É a lição que Cristo
nos dá, na leitura do evangelho de hoje (Lc 12, 13-21): “Tomai
cuidado contra todo tipo de ganância, porque, mesmo que alguém
tenha muitas coisas, a vida de um homem não consiste na abundância
de bens.” Não é esta a única
passagem em que Cristo chama a atenção para a correta administração
dos bens materiais, mas esta é uma das mais eloquentes, quando Ele
dá o exemplo do latifundiário que obteve abundante colheita e,
longe de pensar em repartir aquele excesso de produção, favorecendo
os irmãos, lembrou-se apenas de si mesmo, mandando construir
armazéns maiores para assim guardar tudo só para ele. E o rico
pensa consigo: tenho o suficiente para viver folgado por muitos anos,
aproveitando a vida. Porém, ele não é dono da própria vida, que a
Deus pertence, e por isso de nada adiantará o seu esforço egoísta.
Meus amigos, essa parábola é por demais robusta, ela nos convida a
refletir sobre o modo como estamos administrando os nossos bens, se
estamos utilizando-os a serviço dos irmãos ou se estamos
escondendo-os para o nosso único benefício. A ilusão de ter sempre
mais facilmente escurece a razoabilidade da existência e afasta as
pessoas, ao invés de aproximá-las. A prática generalizada da
violência urbana, que amedronta diariamente a todos nós, decorre
dessa tentação de ter muito, ter sempre mais e, de preferência,
ter sem ser necessário fazer esforço, sem precisar trabalhar, de
forma rápida para ser esbanjado mais rapidamente ainda.
E Cristo complementa o
exemplo com a advertência: quem ajunta tesouros para si mesmo não é
rico diante de Deus (Le 12, 21). Essa é uma expressão sinônima
daquela outra que está no sermão da montanha, referente aos pobres
de espírito. Está na mesma sintonia daquele outro desafio feito ao
jovem que queria seguir a Cristo, mas tinha muitos bens e foi instado
a livrar-se deles, mas não aceitou a oferta. Tem uma lição análoga
àquela metafórica separação dos que ficam à esquerda e dos que
ficam à direita, quando aqueles reclamam: quando foi que Te vimos
com fome, ou com sede, ou maltrapilho e não Te atendemos? Quem
procede igual ao fazendeiro da parábola narrada hoje não é capaz
de reconhecer a figura de Cristo na pessoa do irmão necessitado. E
recordando mais uma vez as eloquentes palavras do Seráfico Papa, na
sua visita ao Brasil, certo diz ele disse algo mais ou menos com
essas palavras: um cristão pode estar sempre na Igreja, participar
dos sacramentos, colaborar no dízimo, rezar o terço mariano todos
os dias e, ao morrer, ir para o inferno, porque estar na Igreja não
significa necessariamente estar em Cristo. Meus amigos, eu achei essa
dicção do Papa um primor de catequese, em linguagem simples e
profundamente teológica. Tem tudo a ver com a frase do evangelho de
Lucas: quem ajunta tesouros para si não é rico diante de Deus.

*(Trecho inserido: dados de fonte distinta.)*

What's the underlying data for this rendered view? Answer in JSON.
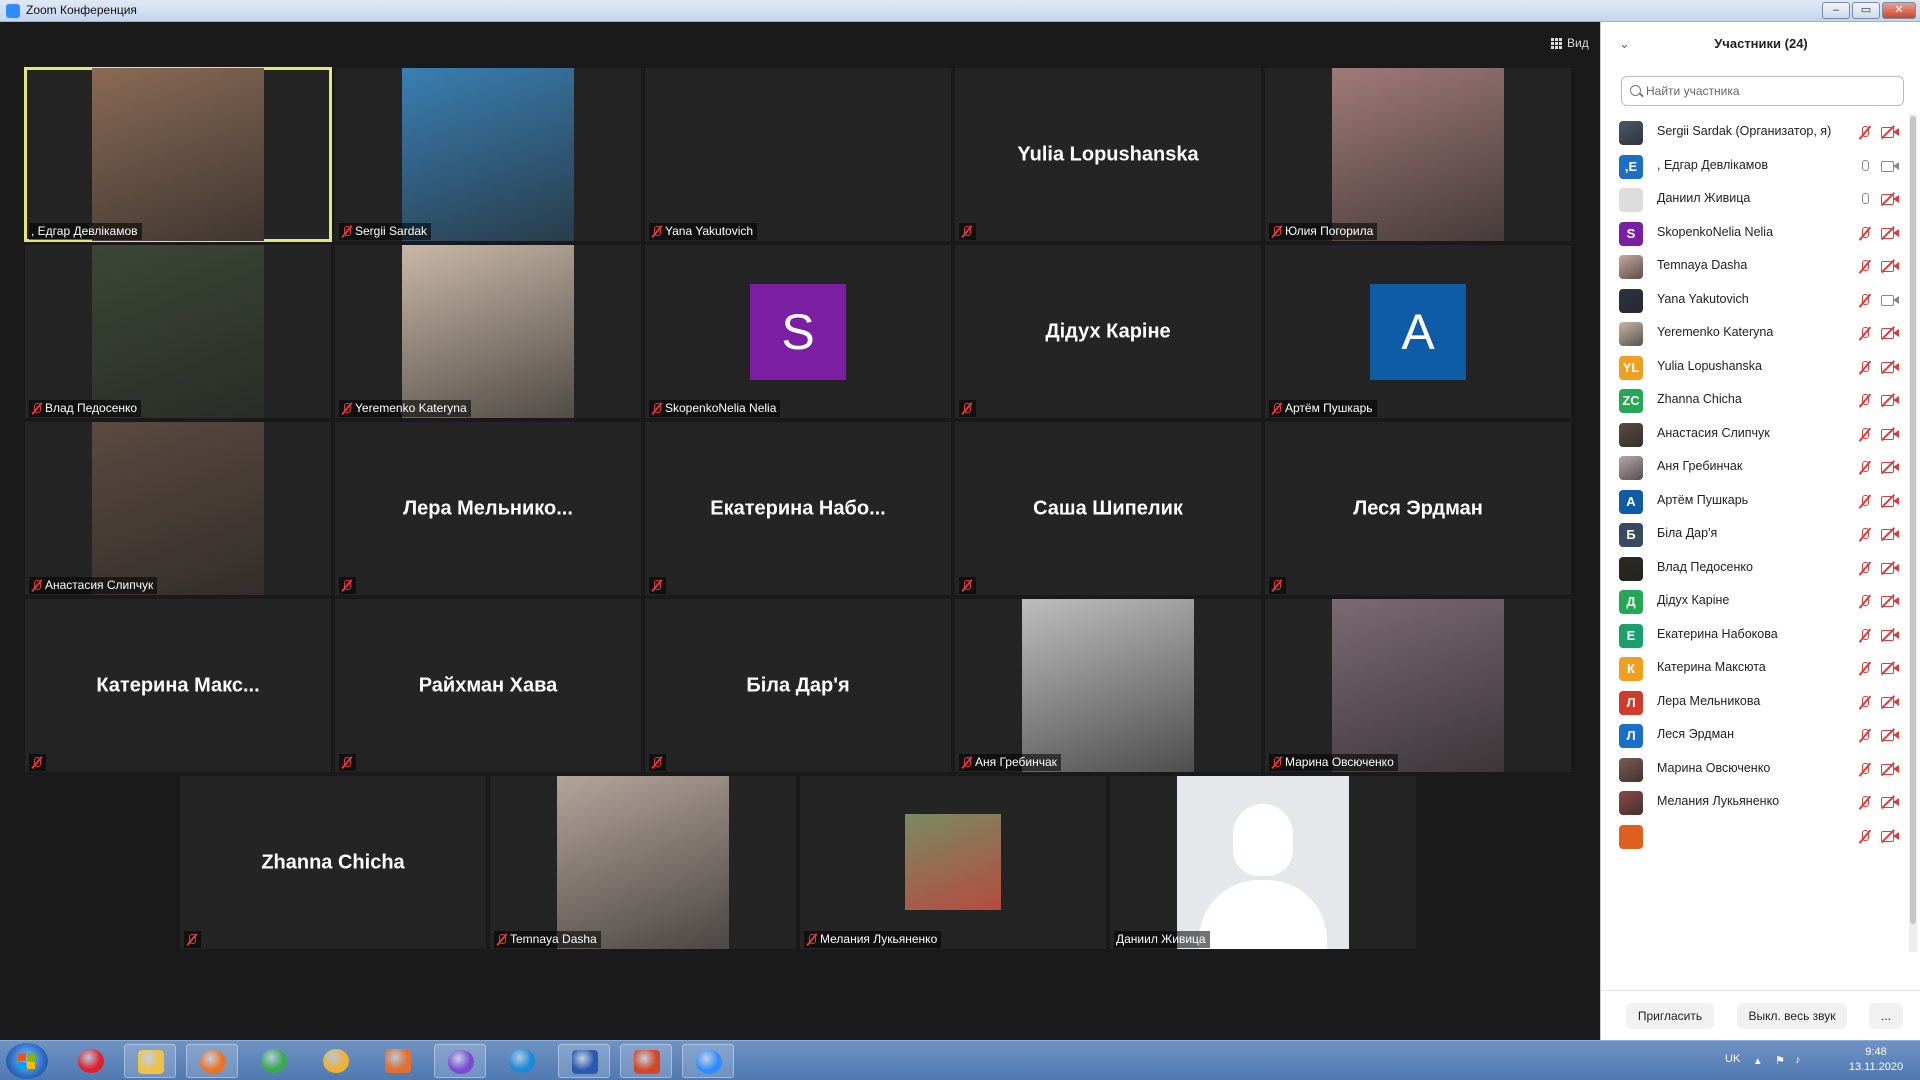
{
  "window": {
    "title": "Zoom Конференция",
    "min": "–",
    "max": "▭",
    "close": "✕"
  },
  "toolbar": {
    "view_label": "Вид"
  },
  "tiles": [
    {
      "name": ", Едгар Девлікамов",
      "type": "photo",
      "bg": "#8a6a55",
      "active": true,
      "muted": false
    },
    {
      "name": "Sergii Sardak",
      "type": "photo",
      "bg": "#3a7fb2",
      "muted": true
    },
    {
      "name": "Yana Yakutovich",
      "type": "empty",
      "muted": true
    },
    {
      "name": "",
      "big": "Yulia Lopushanska",
      "type": "text",
      "muted": true
    },
    {
      "name": "Юлия Погорила",
      "type": "photo",
      "bg": "#a07a78",
      "muted": true
    },
    {
      "name": "Влад Педосенко",
      "type": "photo",
      "bg": "#3c4636",
      "muted": true
    },
    {
      "name": "Yeremenko Kateryna",
      "type": "photo",
      "bg": "#c8b7a6",
      "muted": true
    },
    {
      "name": "SkopenkoNelia Nelia",
      "type": "avatar",
      "letter": "S",
      "color": "#7a1fa2",
      "muted": true
    },
    {
      "name": "",
      "big": "Дідух Каріне",
      "type": "text",
      "muted": true
    },
    {
      "name": "Артём Пушкарь",
      "type": "avatar",
      "letter": "A",
      "color": "#0e5ba6",
      "muted": true
    },
    {
      "name": "Анастасия Слипчук",
      "type": "photo",
      "bg": "#5b4a40",
      "muted": true
    },
    {
      "name": "",
      "big": "Лера  Мельнико...",
      "type": "text",
      "muted": true
    },
    {
      "name": "",
      "big": "Екатерина  Набо...",
      "type": "text",
      "muted": true
    },
    {
      "name": "",
      "big": "Саша Шипелик",
      "type": "text",
      "muted": true
    },
    {
      "name": "",
      "big": "Леся Эрдман",
      "type": "text",
      "muted": true
    },
    {
      "name": "",
      "big": "Катерина  Макс...",
      "type": "text",
      "muted": true
    },
    {
      "name": "",
      "big": "Райхман Хава",
      "type": "text",
      "muted": true
    },
    {
      "name": "",
      "big": "Біла Дар'я",
      "type": "text",
      "muted": true
    },
    {
      "name": "Аня Гребинчак",
      "type": "photo",
      "bg": "#bdbdbd",
      "muted": true
    },
    {
      "name": "Марина Овсюченко",
      "type": "photo",
      "bg": "#7b6a72",
      "muted": true
    },
    {
      "name": "",
      "big": "Zhanna Chicha",
      "type": "text",
      "muted": true
    },
    {
      "name": "Temnaya Dasha",
      "type": "photo",
      "bg": "#b3a49a",
      "muted": true
    },
    {
      "name": "Мелания Лукьяненко",
      "type": "smallphoto",
      "bg": "#7a8a62",
      "muted": true
    },
    {
      "name": "Даниил Живица",
      "type": "silhouette",
      "muted": false
    }
  ],
  "panel": {
    "title": "Участники (24)",
    "collapse_icon": "⌄",
    "search_placeholder": "Найти участника",
    "participants": [
      {
        "name": "Sergii Sardak (Организатор, я)",
        "av": "photo",
        "color": "#4a5a6a",
        "mic": "off",
        "video": "off"
      },
      {
        "name": ", Едгар Девлікамов",
        "av": "letter",
        "letter": ",Е",
        "color": "#1a6fc9",
        "mic": "on",
        "video": "on"
      },
      {
        "name": "Даниил Живица",
        "av": "letter",
        "letter": "",
        "color": "#dddddd",
        "mic": "on",
        "video": "off"
      },
      {
        "name": "SkopenkoNelia Nelia",
        "av": "letter",
        "letter": "S",
        "color": "#7a1fa2",
        "mic": "off",
        "video": "off"
      },
      {
        "name": "Temnaya Dasha",
        "av": "photo",
        "color": "#c9a8a0",
        "mic": "off",
        "video": "off"
      },
      {
        "name": "Yana Yakutovich",
        "av": "photo",
        "color": "#2d3440",
        "mic": "off",
        "video": "on"
      },
      {
        "name": "Yeremenko Kateryna",
        "av": "photo",
        "color": "#c8b7a6",
        "mic": "off",
        "video": "off"
      },
      {
        "name": "Yulia Lopushanska",
        "av": "letter",
        "letter": "YL",
        "color": "#f0a020",
        "mic": "off",
        "video": "off"
      },
      {
        "name": "Zhanna Chicha",
        "av": "letter",
        "letter": "ZC",
        "color": "#25a855",
        "mic": "off",
        "video": "off"
      },
      {
        "name": "Анастасия Слипчук",
        "av": "photo",
        "color": "#5b4a40",
        "mic": "off",
        "video": "off"
      },
      {
        "name": "Аня Гребинчак",
        "av": "photo",
        "color": "#b8a8a8",
        "mic": "off",
        "video": "off"
      },
      {
        "name": "Артём Пушкарь",
        "av": "letter",
        "letter": "A",
        "color": "#0e5ba6",
        "mic": "off",
        "video": "off"
      },
      {
        "name": "Біла Дар'я",
        "av": "letter",
        "letter": "Б",
        "color": "#3a4a5e",
        "mic": "off",
        "video": "off"
      },
      {
        "name": "Влад Педосенко",
        "av": "photo",
        "color": "#2a2a20",
        "mic": "off",
        "video": "off"
      },
      {
        "name": "Дідух Каріне",
        "av": "letter",
        "letter": "Д",
        "color": "#25a855",
        "mic": "off",
        "video": "off"
      },
      {
        "name": "Екатерина Набокова",
        "av": "letter",
        "letter": "Е",
        "color": "#1ba06c",
        "mic": "off",
        "video": "off"
      },
      {
        "name": "Катерина Максюта",
        "av": "letter",
        "letter": "К",
        "color": "#f0a020",
        "mic": "off",
        "video": "off"
      },
      {
        "name": "Лера Мельникова",
        "av": "letter",
        "letter": "Л",
        "color": "#d23a2a",
        "mic": "off",
        "video": "off"
      },
      {
        "name": "Леся Эрдман",
        "av": "letter",
        "letter": "Л",
        "color": "#1a6fc9",
        "mic": "off",
        "video": "off"
      },
      {
        "name": "Марина Овсюченко",
        "av": "photo",
        "color": "#7b5a52",
        "mic": "off",
        "video": "off"
      },
      {
        "name": "Мелания Лукьяненко",
        "av": "photo",
        "color": "#8a4a4a",
        "mic": "off",
        "video": "off"
      },
      {
        "name": "",
        "av": "letter",
        "letter": "",
        "color": "#e06020",
        "mic": "off",
        "video": "off"
      }
    ],
    "invite_label": "Пригласить",
    "mute_all_label": "Выкл. весь звук",
    "more_label": "..."
  },
  "taskbar": {
    "apps": [
      {
        "name": "opera",
        "color": "#e0202a",
        "open": false
      },
      {
        "name": "explorer",
        "color": "#f0c040",
        "open": true
      },
      {
        "name": "firefox",
        "color": "#f07020",
        "open": true
      },
      {
        "name": "chrome",
        "color": "#3aa850",
        "open": false
      },
      {
        "name": "tor",
        "color": "#f0b030",
        "open": false
      },
      {
        "name": "media-player",
        "color": "#e07030",
        "open": false
      },
      {
        "name": "viber",
        "color": "#7a4ad0",
        "open": true
      },
      {
        "name": "edge",
        "color": "#1a8ad8",
        "open": false
      },
      {
        "name": "word",
        "color": "#2a5ab0",
        "open": true
      },
      {
        "name": "powerpoint",
        "color": "#d24726",
        "open": true
      },
      {
        "name": "zoom",
        "color": "#2d8cff",
        "open": true
      }
    ],
    "lang": "UK",
    "time": "9:48",
    "date": "13.11.2020"
  }
}
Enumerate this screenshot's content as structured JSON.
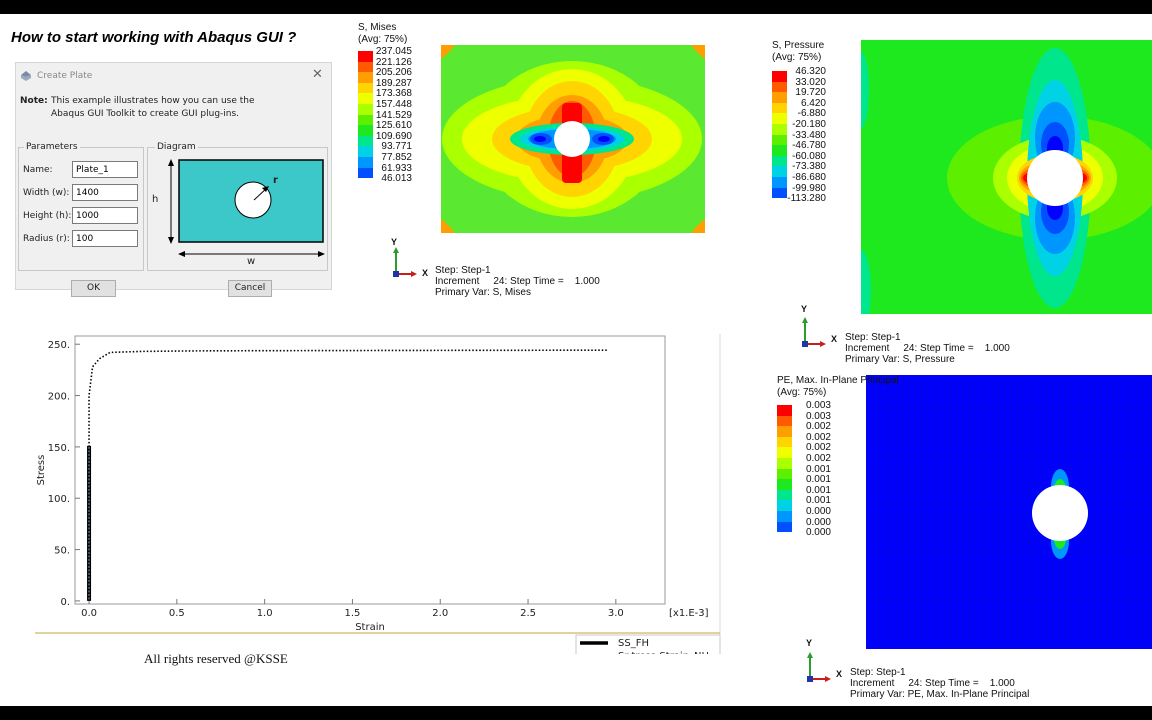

Estar na igreja é viver burocraticamente a religião, cumprir a
obrigação por mera convenção social, realizar práticas
devocionais apenas na aparência, que não brotam do íntimo da
pessoa. Estar em Cristo é levar essas atitudes para a vida concreta,
no trato diário com os familiares, com os do seu nível, com os seus
subordinados, com o irmão necessitado que vem em busca de auxílio.
Obviamente, estar na igreja deveria ser uma consequência de estar em
Cristo, e vice versa, no entanto, essa não é uma correspondência
automática, ela deve ser buscada e aperfeiçoada em cada gesto e em
cada atitude. Foi nesse mesmo sentido que, em ocasião anterior, o
mesmo Seráfico Papa havia dito (e isso causou furor na Cúria) que
um ateu praticante do bem também obtém a salvação, por ser rico
diante de Deus, o que alguns cristãos não conseguem ser.